Posted by: Eric at August 27, 2008 09:05 PM

Thank you, Eric. Joanie is a special person. I hope that we can capture on camera the essence of her personality. I think one would be hard pressed to find a better person than she... she is just a great, warm, and wonderful person.

And I still get kind of choked when I remember her telling me she wishes she could do this with me. She is so... selfless.

Posted by: Bou at August 27, 2008 09:40 PM

I concur fully with what Eric says...in fact I like so much what you've said about Joanie H., I'd happily sport a bracelet with her name on it, too.

And if you can, when you run, please give a brief moment's thought to my Cousin Steve, who died of lymphoma way, way too young.

He was a great guy, an awesome musician, and he used to pull nickels out of my ears when I was a kid. I fell for it every time.

Posted by: Erica at August 27, 2008 10:36 PM

Bou, thanks for taking the time to share this with us. Your friend sounds like a wonderful woman and I have been encouraged by hearing about her.

Posted by: Rachel at August 28, 2008 09:20 AM

Bou, thanks for giving me a face, and a brief glimpse into J's life. I remember feeling less of myself when I started losing hair as the result of an operation. Your post makes me pause once again and reevaluate. Keep on running !
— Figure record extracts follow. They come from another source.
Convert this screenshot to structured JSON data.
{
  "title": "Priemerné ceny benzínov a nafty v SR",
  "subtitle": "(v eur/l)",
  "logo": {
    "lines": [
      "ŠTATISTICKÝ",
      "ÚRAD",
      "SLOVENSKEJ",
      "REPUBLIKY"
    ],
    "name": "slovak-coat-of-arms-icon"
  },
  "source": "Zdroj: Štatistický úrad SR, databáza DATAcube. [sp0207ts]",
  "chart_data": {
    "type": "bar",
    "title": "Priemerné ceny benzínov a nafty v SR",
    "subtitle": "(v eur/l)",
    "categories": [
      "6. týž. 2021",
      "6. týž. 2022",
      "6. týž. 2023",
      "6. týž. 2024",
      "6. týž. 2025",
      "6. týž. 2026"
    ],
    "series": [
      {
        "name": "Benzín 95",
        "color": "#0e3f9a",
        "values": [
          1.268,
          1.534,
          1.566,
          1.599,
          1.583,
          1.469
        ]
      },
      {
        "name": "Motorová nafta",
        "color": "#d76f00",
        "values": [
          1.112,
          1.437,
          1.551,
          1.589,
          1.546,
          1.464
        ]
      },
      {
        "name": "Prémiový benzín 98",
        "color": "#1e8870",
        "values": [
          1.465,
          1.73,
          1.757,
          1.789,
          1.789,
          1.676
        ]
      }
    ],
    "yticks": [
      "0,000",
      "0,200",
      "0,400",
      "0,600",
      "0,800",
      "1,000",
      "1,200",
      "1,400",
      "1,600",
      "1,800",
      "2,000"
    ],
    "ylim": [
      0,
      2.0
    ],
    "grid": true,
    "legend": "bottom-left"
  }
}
Posted by: Kelsey at August 28, 2008 10:14 AM

Erica, Kelsey, and Rachel- Thank you. She is such a great woman. I can't wait for a picture. Her hair is in that patchy stage... its white and fine... and what is there is about a 1/2 inch to a full inch. It is very thin and probably will not come back very thick. I have to ask myself how many times can you lose your hair to chemo and have it all come back?

But it is still coming in straight, unlike my friend Dee's who is on her 3rd remission from breast cancer. Round two brought her back with kinky curly hair! Round three... straightened back out.

So I was half wondering what Joanie's hair would come back like. She still wears a ball cap. Like I said, her hair is patchy.

But she is... my biggest supporter in this. How funny is that? She is just over the top enthusiastic. It blows me away...

AND!, she is a radiology nurse, so she's the first person they have talk to people when they are diagnosed. She continues to give back.

Posted by: Bou at August 28, 2008 11:55 AM

I'm trying to think of something to say and wiping the tears. Joanie is worth more than we could ever donate to help her cause. I do hope they can continue to improve the treatments and that she can go on to live a long lovely life.